Even before the characters begin interrogating one another, the former Dallas playwright has the chatty cast asking audience members if they have what they need. Glasses of wine and water are passed out from a makeshift table on the minimally decorated, in this case, beige-box stage.
The cast also makes less tangible, humorous offers and warns that there will be no bathroom break.
Kastner means to grab our attention from the get-go as her new play, a largely faithful adaptation of Sophocles’ fifth-century-B.C. drama Antigone, premieres in a production by Second Thought Theatre. No problem.
In the small confines of Bryant Hall, the audience is on top of the actors, including the irrepressible Parker Gray in multiple roles and Kelsey Milbourn as the Greek mythological figure of the title.
One of Antigone’s two brothers has killed the other while trying to topple his regime and dies himself. The stubborn daughter of Oedipus faces a death sentence for burying him, breaking a rule imposed by Kreon, the new king.
From a few crates for sitting and contemplating and a round platform for the big speeches, the characters begin debating her fate the moment Anne-Tig-Uh-Knee starts. Kastner’s script and Carson McCain’s direction sharply delineate the questions at hand, building persuasive, easily understood arguments for both sides. It’s quite a dilemma.
On opening night Oct. 13, Gray, Amber Bonasso as Kreon, Kristen Lazarchick as Antigone’s sister and Francisco Grifaldo as her boyfriend used heightened theatricality to bring Kastner’s points home clearly and forcefully.
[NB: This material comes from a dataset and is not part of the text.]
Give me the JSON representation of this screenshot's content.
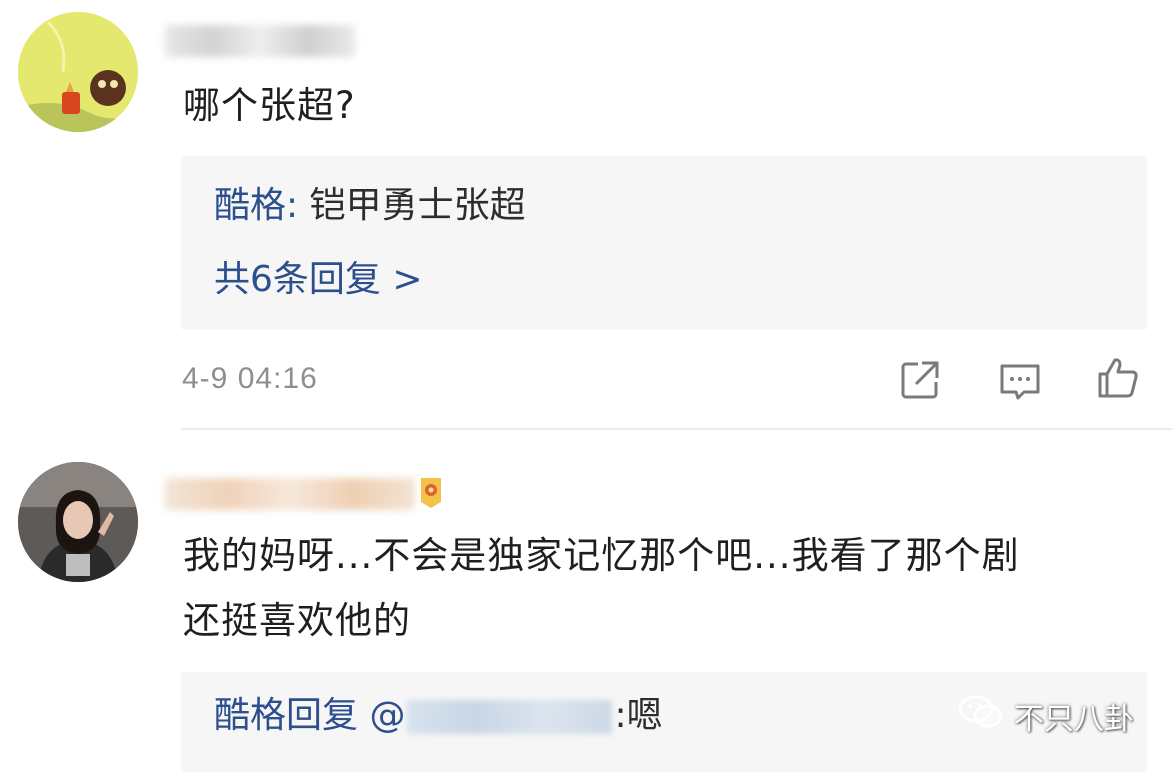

Milbourn took a much lower-key approach, quietly delivering Antigone’s lines as if she were resigned to the inevitable outcome. Sure, the character’s principled stance comes across, but what about the confidence in her beliefs, the will to argue with gusto in their favor?
Instead, she becomes a martyr, leaving the more convincing defense to her sister, who will say anything to save her, and her boyfriend, who dreams of an idyllic future together.
It’s the production’s one major flaw, stacking the deck in favor of Kreon’s decision to execute her. The other actors help overcome it, led by Bonasso as the king who tries to give Antigone a way out while also possessing the wisdom to divine the long-term repercussions of letting her go. Bonasso’s strong, nuanced performance makes Kreon’s troubled mind palpable.
“Heroes won’t save us,” Kreon says. “Glory won’t save us. God won’t save us. … Rules will save us. Order will save us.”
Kastner’s script shifts gears a few times, particularly in a flashback to an earlier, happier time and a flash-forward to an anniversary remembrance of Antigone that includes a funny fourth-grade essay contest. Humor often provides relief, starting with Gray’s mispronunciation that gives the play its title.
The playwright’s clever arguments and deft structure make for a compelling night of theater even beyond its interestingly tangled debate over the role of societal rules and their consequences.
Details
Anne-Tig-Uh-Knee runs through Oct. 28 at Bryant Hall, 3636 Turtle Creek Blvd. $25. secondthoughttheatre.com.